Aparteando o colega, Queiroz Filho (PDT) relembrou outros casos recentes de desabamentos em Fortaleza, como o do prédio da Maraponga, no início de junho, e o da varanda no Meireles, em março de 2015, episódio que deixou um operário morto. Ele destacou negligências particulares.
Responsabilidade
“Os poderes públicos não podem ter responsabilidade também sobre a propriedade privada, sobre a manutenção da propriedade privada”, alertou. Queiroz, sem citar nomes, também criticou quem tenha “politizado um assunto de vida humana”. “Se não for para ajudar, não vá para aparecer, porque é inadmissível, em dias como hoje, as pessoas querendo surfar na tragédia dos outros”, criticou.
Na esfera estadual, o líder do Governo na Assembleia, deputado Júlio César Filho (Cidadania), ressaltou que a prioridade é a elucidação das causas e responsabilidades pelo ocorrido. “O governador já determinou à Polícia Civil que inicie essas investigações do caso”, informou.
Inspeções prediais em pauta no Senado
Enquanto em âmbito local parlamentares pregam cautela no debate, no Congresso Nacional, tramita Projeto de Lei Complementar (PLC 31/2014) que estabelece a Política Nacional de Manutenção Predial e torna obrigatória inspeções técnicas visuais e periódicas em edificações no País. De acordo com o texto, a obrigatoriedade se estende, ainda, a obras inacabadas ou abandonadas.
A proposta, que determina os alvos da vistoria e o tempo mínimo para que elas ocorram, foi apresentada pelo deputado federal Augusto Coutinho (Solidariedade-PE), no ano de 2012, e a Câmara dos Deputados aprovou a matéria no fim de 2013. Em 2014, o projeto foi encaminhado ao Senado, onde aguarda, desde então, apreciação pelos senadores.
Pela última etapa de tramitação, que foi em junho deste ano, o texto ainda se encontra na Comissão de Constituição e Justiça (CCJ), sob a relatoria do senador Márcio Bittar (MDB/AC).
Segundo o autor da proposta, os Conselhos Regionais de Engenharia e Agronomia (Creas), órgãos que seriam responsáveis pela realização das vistorias têm se mostrado favoráveis à proposta, mas o texto enfrenta resistência de outros setores.
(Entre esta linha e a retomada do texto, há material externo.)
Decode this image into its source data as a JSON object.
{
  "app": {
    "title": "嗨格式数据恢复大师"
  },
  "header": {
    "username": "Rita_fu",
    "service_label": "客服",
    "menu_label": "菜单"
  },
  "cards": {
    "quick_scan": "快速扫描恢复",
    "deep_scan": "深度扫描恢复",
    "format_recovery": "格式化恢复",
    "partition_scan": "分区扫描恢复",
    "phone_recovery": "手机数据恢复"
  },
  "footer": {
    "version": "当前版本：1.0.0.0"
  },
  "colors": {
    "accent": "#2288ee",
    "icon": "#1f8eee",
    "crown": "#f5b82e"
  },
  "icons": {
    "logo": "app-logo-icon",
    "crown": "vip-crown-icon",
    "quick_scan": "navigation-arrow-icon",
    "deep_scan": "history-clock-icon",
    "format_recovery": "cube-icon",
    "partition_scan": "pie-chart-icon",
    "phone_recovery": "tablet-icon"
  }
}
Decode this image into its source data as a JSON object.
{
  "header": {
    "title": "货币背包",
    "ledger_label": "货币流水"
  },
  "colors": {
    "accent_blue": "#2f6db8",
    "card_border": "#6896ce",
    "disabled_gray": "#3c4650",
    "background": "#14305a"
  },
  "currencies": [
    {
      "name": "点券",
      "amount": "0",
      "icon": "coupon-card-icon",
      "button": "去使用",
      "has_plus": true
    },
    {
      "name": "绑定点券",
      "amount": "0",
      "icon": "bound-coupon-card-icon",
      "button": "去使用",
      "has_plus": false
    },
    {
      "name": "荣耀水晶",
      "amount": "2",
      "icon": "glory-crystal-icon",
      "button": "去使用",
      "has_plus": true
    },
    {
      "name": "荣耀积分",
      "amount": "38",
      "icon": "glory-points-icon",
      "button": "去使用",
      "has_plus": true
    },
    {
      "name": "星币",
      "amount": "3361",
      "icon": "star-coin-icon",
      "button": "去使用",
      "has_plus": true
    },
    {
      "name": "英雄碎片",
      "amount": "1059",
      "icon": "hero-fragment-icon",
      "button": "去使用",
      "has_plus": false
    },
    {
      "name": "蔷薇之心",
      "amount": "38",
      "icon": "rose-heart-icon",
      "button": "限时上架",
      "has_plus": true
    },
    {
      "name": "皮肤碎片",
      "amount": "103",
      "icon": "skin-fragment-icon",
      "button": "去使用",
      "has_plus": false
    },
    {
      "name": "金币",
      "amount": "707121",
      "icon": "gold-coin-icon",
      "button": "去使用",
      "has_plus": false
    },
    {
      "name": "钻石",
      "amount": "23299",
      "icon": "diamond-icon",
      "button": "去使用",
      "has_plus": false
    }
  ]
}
Na última terça-feira (15), Coutinho foi ao Senado conversar com os senadores sobre o texto e pediu celeridade à tramitação da matéria.
“Uma vez aprovado, se converte em um dos maiores avanços em termos de engenharia e conservação predial do Brasil, obrigando inclusive os governos a reverem as políticas conservação de edificações históricas”, ressaltou.